The absences of Scott, Robinson, and McElvane left Dayton the most bereft in the post. Junior forward Dyshawn Pierre, a slashing 6'6" wing last season, has been pressed into duty at the four spot and excelled, averaging 12.7 points and 8.2 rebounds per game while grading as a strong defender. At the five, Kendall Pollard, also 6'6" and 210 pounds, was named the A-10’s most improved player, as his stat line exploded from 2.2 points in 8.5 minutes per game last season to 12.8 points in 29.0 minutes this year.
And then there is junior Bobby Wehrli. A 6'6" former all-state volleyball player and high school teammate of Wooden Award favorite Frank Kaminsky’s in Naperville, Ill., Wehrli went to Dayton to study engineering, emailed the coaching staff about walking onto the team as a freshman and spent the last two seasons handing out towels and high fives on the Flyers’ bench. After the dismissals in December, Wehrli left behind the bench for the low post and has averaged 14.3 minutes per game, knocking down the occasional three and earning a surprise one-semester scholarship in January.

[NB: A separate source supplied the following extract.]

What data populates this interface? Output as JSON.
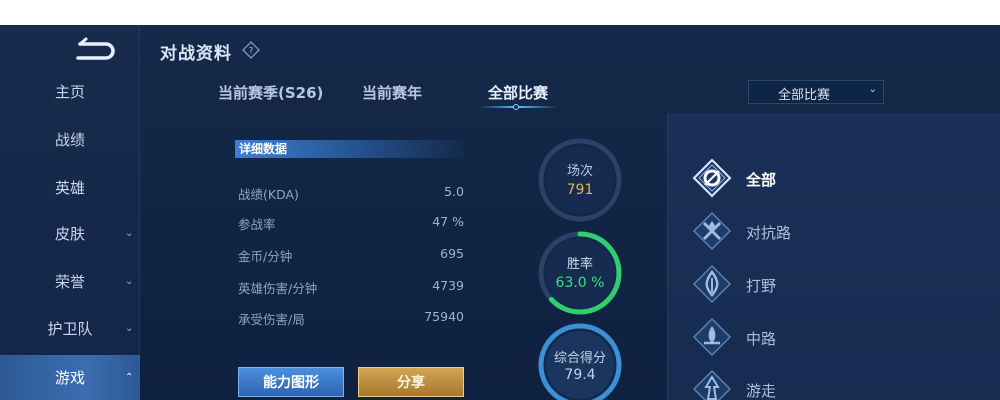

“It’s the old saying: be ready when your number’s called,” says Ostrom. “Nobody could have predicted it, but when his number was called, Bobby was ready.”
The makeshift group of forwards' first big test came in a Dec. 23 game Miller points to as the season’s turning point: a 75-61 win over Georgia Tech and its frontcourt of Charles Mitchell (6'8", 269 pounds) and Demarco Cox (6'8", 276). "It was almost like, 'Well, I feel bad for you guys,'" says Miller. "I watched those guys go out there and play like they were on fire. At that point they gave themselves confidence like, 'We're good. You don't have to worry about us.'"

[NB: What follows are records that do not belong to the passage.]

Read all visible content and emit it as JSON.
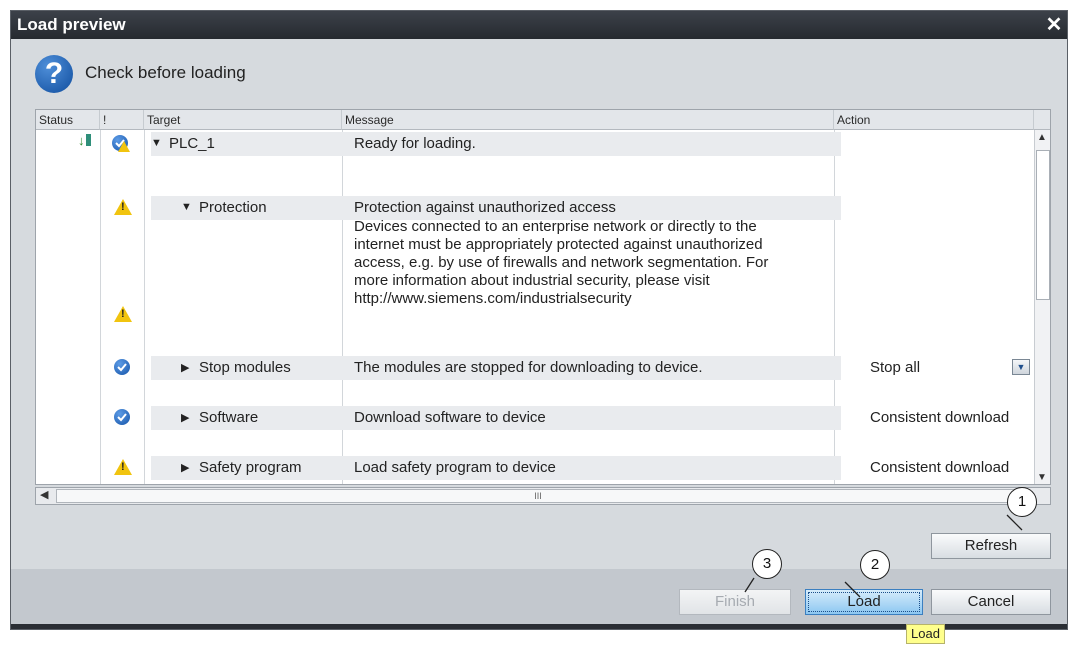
{
  "dialog": {
    "title": "Load preview",
    "close_glyph": "✕",
    "heading": "Check before loading",
    "heading_icon": "question-icon"
  },
  "table": {
    "columns": [
      "Status",
      "!",
      "Target",
      "Message",
      "Action"
    ],
    "rows": [
      {
        "target": "PLC_1",
        "message": "Ready for loading.",
        "status_icon": "download-icon",
        "flag": "ok-warning-icon"
      },
      {
        "target": "Protection",
        "message": "Protection against unauthorized access",
        "flag": "warning-icon"
      },
      {
        "message_lines": [
          "Devices connected to an enterprise network or directly to the",
          "internet must be appropriately protected against unauthorized",
          "access, e.g. by use of firewalls and network segmentation. For",
          "more information about industrial security, please visit",
          "http://www.siemens.com/industrialsecurity"
        ],
        "flag": "warning-icon"
      },
      {
        "target": "Stop modules",
        "message": "The modules are stopped for downloading to device.",
        "action": "Stop all",
        "flag": "check-icon"
      },
      {
        "target": "Software",
        "message": "Download software to device",
        "action": "Consistent download",
        "flag": "check-icon"
      },
      {
        "target": "Safety program",
        "message": "Load safety program to device",
        "action": "Consistent download",
        "flag": "warning-icon"
      }
    ],
    "hscroll_grip": "III"
  },
  "buttons": {
    "refresh": "Refresh",
    "finish": "Finish",
    "load": "Load",
    "cancel": "Cancel"
  },
  "tooltip": "Load",
  "callouts": [
    "1",
    "2",
    "3"
  ],
  "colors": {
    "titlebar": "#2b2f35",
    "warning": "#f1c40f",
    "ok": "#1554a8",
    "load_button": "#8cc7f1",
    "tooltip": "#ffff8c"
  }
}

More predictably dependable has been the team’s guard play, where All-A-10 first-teamer Jordan Sibert (16.5 points per game) has been the stalwart alongside point guard Scoochie Smith and a pair of emerging, unrelated Davises (Kyle, a crafty sophomore scorer, and Darrell, a reserve freshman). Darrell, who averages 18.6 minutes per game, is the only player in the Flyers’ rotation aside from Wehrli to average fewer than 28, but with his team-best 43.8 percent three-point stroke (minimum 25 attempts) brings an invaluable skill when he is on the floor.

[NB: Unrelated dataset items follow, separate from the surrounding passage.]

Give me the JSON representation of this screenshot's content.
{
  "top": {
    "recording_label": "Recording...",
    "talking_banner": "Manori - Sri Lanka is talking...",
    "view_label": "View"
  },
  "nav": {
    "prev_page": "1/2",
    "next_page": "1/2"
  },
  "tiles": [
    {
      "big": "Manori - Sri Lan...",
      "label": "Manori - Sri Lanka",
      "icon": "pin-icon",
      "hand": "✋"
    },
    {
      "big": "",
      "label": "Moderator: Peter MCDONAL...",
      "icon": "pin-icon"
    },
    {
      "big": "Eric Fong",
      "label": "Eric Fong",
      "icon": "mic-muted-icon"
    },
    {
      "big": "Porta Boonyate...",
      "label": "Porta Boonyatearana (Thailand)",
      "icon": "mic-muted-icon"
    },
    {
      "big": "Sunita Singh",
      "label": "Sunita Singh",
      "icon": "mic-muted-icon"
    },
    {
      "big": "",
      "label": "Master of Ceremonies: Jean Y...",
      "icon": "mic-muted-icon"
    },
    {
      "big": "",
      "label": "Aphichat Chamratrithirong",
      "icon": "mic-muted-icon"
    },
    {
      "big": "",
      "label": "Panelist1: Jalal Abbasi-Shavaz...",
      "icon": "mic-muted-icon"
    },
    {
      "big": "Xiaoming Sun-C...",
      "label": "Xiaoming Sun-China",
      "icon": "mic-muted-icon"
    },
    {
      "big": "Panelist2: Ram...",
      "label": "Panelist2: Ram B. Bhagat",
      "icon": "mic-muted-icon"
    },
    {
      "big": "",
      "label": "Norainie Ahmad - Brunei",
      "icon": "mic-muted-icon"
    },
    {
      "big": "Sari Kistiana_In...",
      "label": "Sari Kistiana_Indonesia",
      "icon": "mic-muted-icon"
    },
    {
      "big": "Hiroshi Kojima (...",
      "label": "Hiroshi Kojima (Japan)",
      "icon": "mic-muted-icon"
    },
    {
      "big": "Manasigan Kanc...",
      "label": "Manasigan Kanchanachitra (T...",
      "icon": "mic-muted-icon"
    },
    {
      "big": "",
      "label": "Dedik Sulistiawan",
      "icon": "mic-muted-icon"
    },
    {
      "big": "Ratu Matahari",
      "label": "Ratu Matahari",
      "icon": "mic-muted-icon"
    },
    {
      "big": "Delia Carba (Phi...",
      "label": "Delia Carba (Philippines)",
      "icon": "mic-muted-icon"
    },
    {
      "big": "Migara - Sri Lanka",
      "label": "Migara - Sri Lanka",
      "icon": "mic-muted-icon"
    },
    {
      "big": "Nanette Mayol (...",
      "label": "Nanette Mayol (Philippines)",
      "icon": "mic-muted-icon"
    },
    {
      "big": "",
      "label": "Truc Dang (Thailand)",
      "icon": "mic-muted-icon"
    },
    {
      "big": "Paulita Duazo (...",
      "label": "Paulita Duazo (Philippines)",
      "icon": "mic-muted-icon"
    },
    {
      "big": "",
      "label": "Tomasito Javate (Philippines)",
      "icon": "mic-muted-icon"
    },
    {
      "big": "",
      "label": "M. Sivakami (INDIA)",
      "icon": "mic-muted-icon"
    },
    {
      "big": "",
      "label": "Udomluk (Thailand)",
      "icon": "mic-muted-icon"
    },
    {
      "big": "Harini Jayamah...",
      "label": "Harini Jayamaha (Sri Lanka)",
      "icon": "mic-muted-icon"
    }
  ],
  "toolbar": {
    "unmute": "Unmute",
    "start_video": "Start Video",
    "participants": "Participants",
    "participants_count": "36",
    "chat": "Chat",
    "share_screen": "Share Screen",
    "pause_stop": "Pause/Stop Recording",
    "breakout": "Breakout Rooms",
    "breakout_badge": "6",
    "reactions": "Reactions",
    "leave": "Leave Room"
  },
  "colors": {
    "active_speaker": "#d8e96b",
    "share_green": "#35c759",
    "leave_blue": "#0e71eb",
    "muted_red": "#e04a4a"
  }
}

And then, of course, there is the value of his simply being on the floor in the first place. In the NCAA tournament's First Four game on Wednesday against Boise State, the Flyers fell behind 50-41 with just over six minutes left before finishing the game on a 15-5 run to win 56-55 and move into the second round. Pollard led Dayton with 17 points, while Sibert, who was plagued by foul trouble all evening, chipped in 15. It wasn't pretty by any means, but it's survive and advance, something the Flyers have become accustomed to over the last couple March's.
Dayton sports one of the field’s shortest rotations and smallest margins of error. But their entering it at all is a testament to those who have gotten them this far. “Without any of these seven,” says Ostrom of his team’s rotation, “we’d be a disaster.” And without the unexpected help of others, they probably wouldn’t be here.